Despite how well "Kill Bill" works as a two-part endeavor, Tarantino does have an idea of which scenes he would cut if the story had been shrunken down into a 3-hour picture. In 2012, he told IGN (in an interview with The Bride herself, Uma Thurman):
"The Esteban Vallejo scene wouldn't be in the movie. If you're trying to tell your story in three hours or so, you don't need that scene. I think that's one of the most mesmerizing scenes in the movie. The anime scene that everyone likes, whoop!, it would have been just enough to get the point across. If I had to lose anything it would have been that. You always have to make those kind of choices like that."
The scene in question is actually the only one I myself think would be best to cut. I agree with Tarantino here, it's not entirely necessary, despite being as "mesmerizing" as it is. And it is mesmerizing, and the late Michael Parks is a total chameleon as Vallejo. In general, though, the scene opened a culture can of worms definitely worth addressing, but which could've been avoided with racially sensitive casting. It does give us worthwhile information for Beatrix Kiddo's quest, but like the writer-director said, the anime sequence — which comes as the most pleasant of surprises — suffices for the information we need about Bill's transgressions.
The hero's journey, condensed
Tarantino, who made the "Kill Bill" saga as his fourth and fifth films, also noted he would tweak even more of his story if necessary to condense it to one movie:
"The Pei Mai scene would have shrunk dramatically.
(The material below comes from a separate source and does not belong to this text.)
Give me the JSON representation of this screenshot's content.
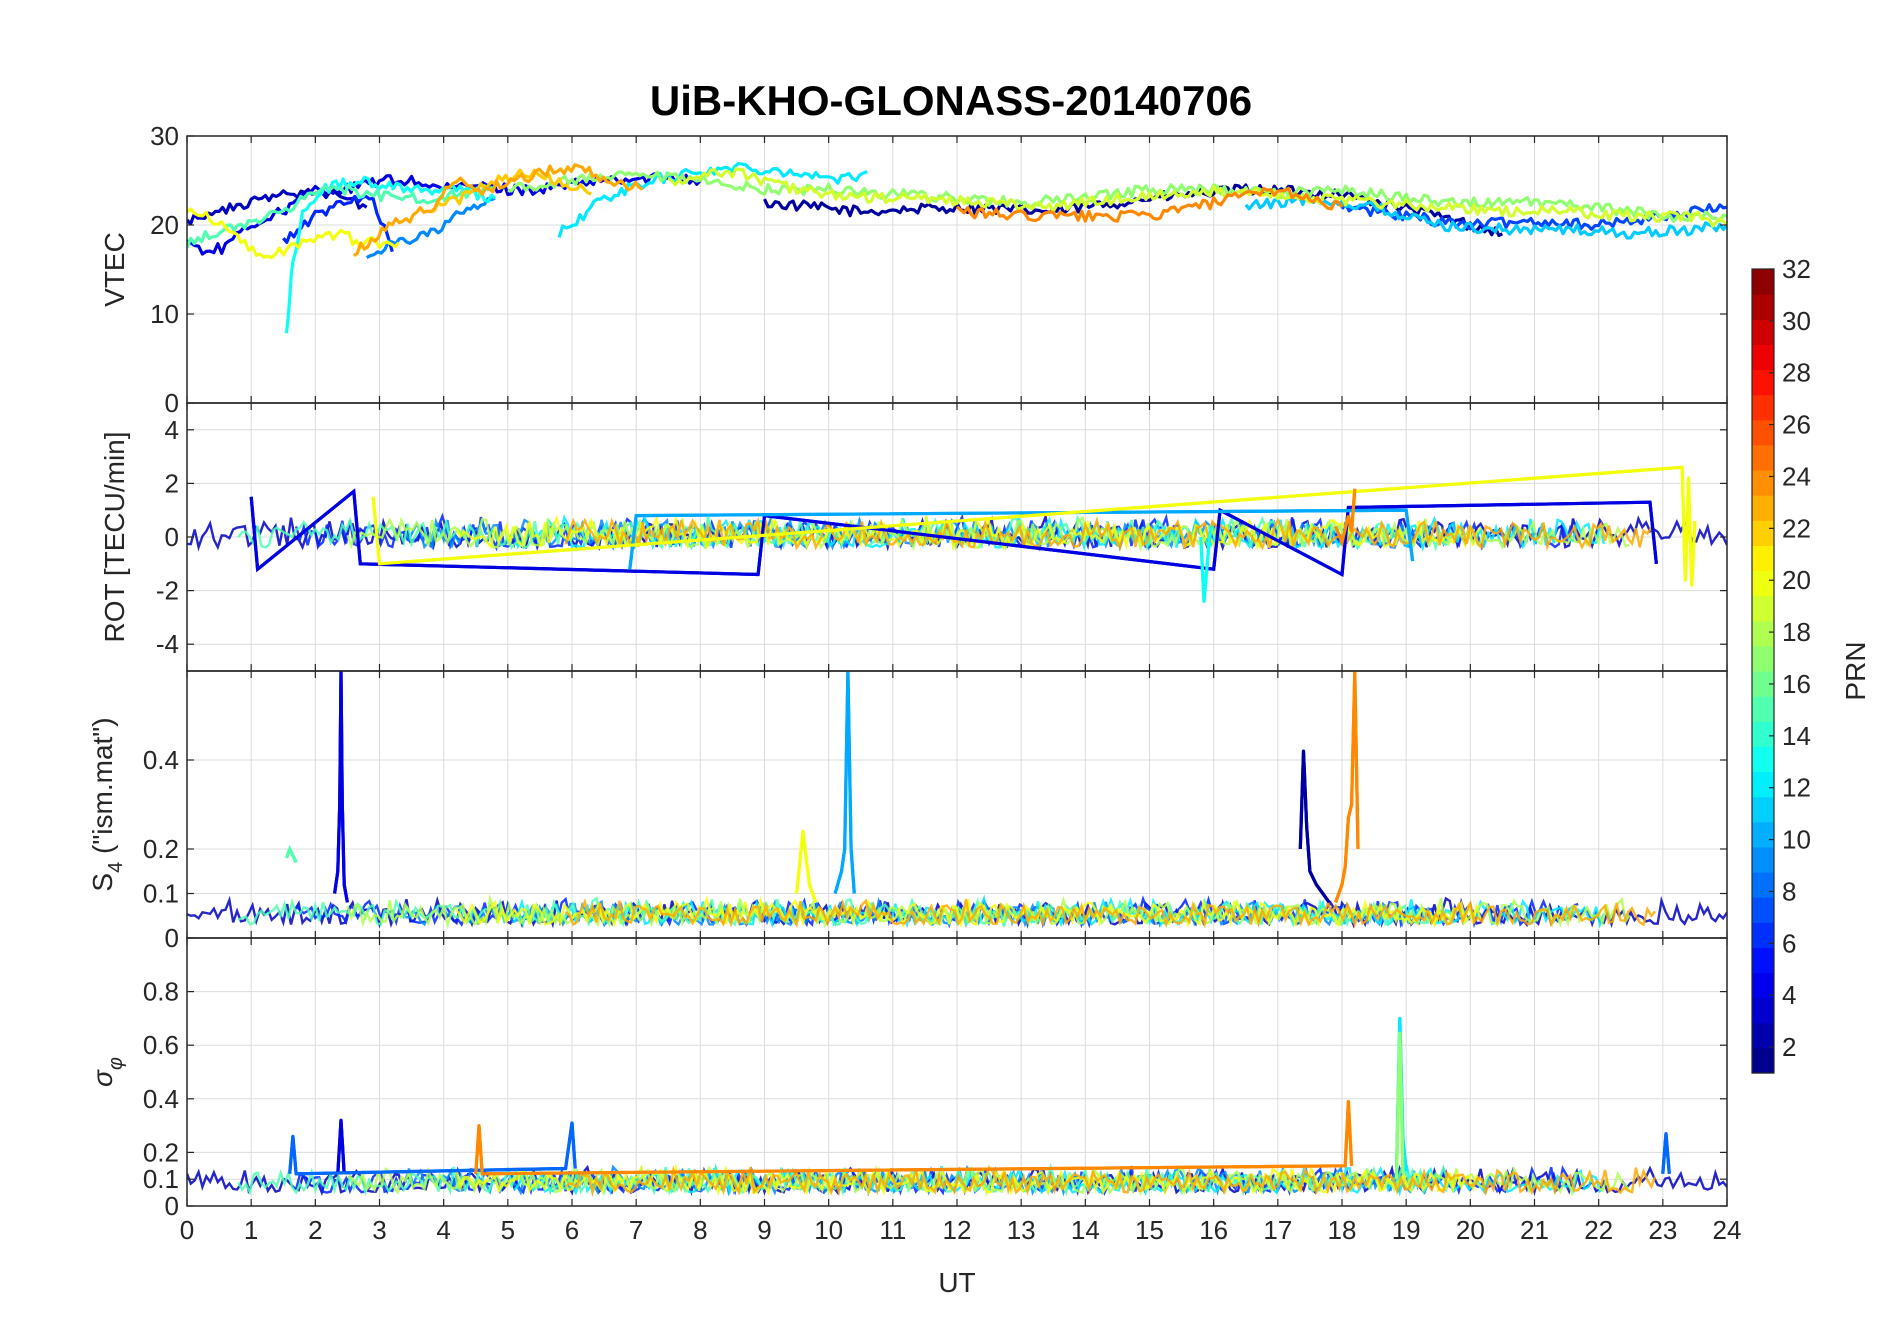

Now I'm talking about scenes that are some of the best scenes in the movie, but in this hurdling pace where you're trying to tell only one story, that would have been the stuff that would have had to go. But to me, that's kind of what the movie was, these little detours and these little grace notes."
Here's where Tarantino and I differ in opinion. The Pei Mai scene is a crucial part of The Bride's hero's journey — a widely used "monomyth" storytelling structure broken down by Joseph Campbell in his 1990 book "The Hero's Journey" — falling under the act one section of "separation." According to Campbell's 12-step structure, there are four sections during which different stages of the journey occur. The first is "separation," where the hero has to acknowledge their quest, separate from the normal world, and dive into their destiny. During that section, there are a series of "trials and tests" leading up to their first major obstacle. Naturally, in Beatrix's case, those trials and tests all lie within her time studying with Pei Mai, a masterful samurai trainer.
Yes, the scene is long, and in a way it does remove us from the events at hand — you know, the killing of Bill. But what it gifts us in context is a major asset to the rest of the story, and ultimately, The Bride's final night with Bill. Maybe it could've been cut down drastically, but the film's core would have suffered, and ultimately maybe not been as strong. Fortunately, we got this two-parter exactly as intended.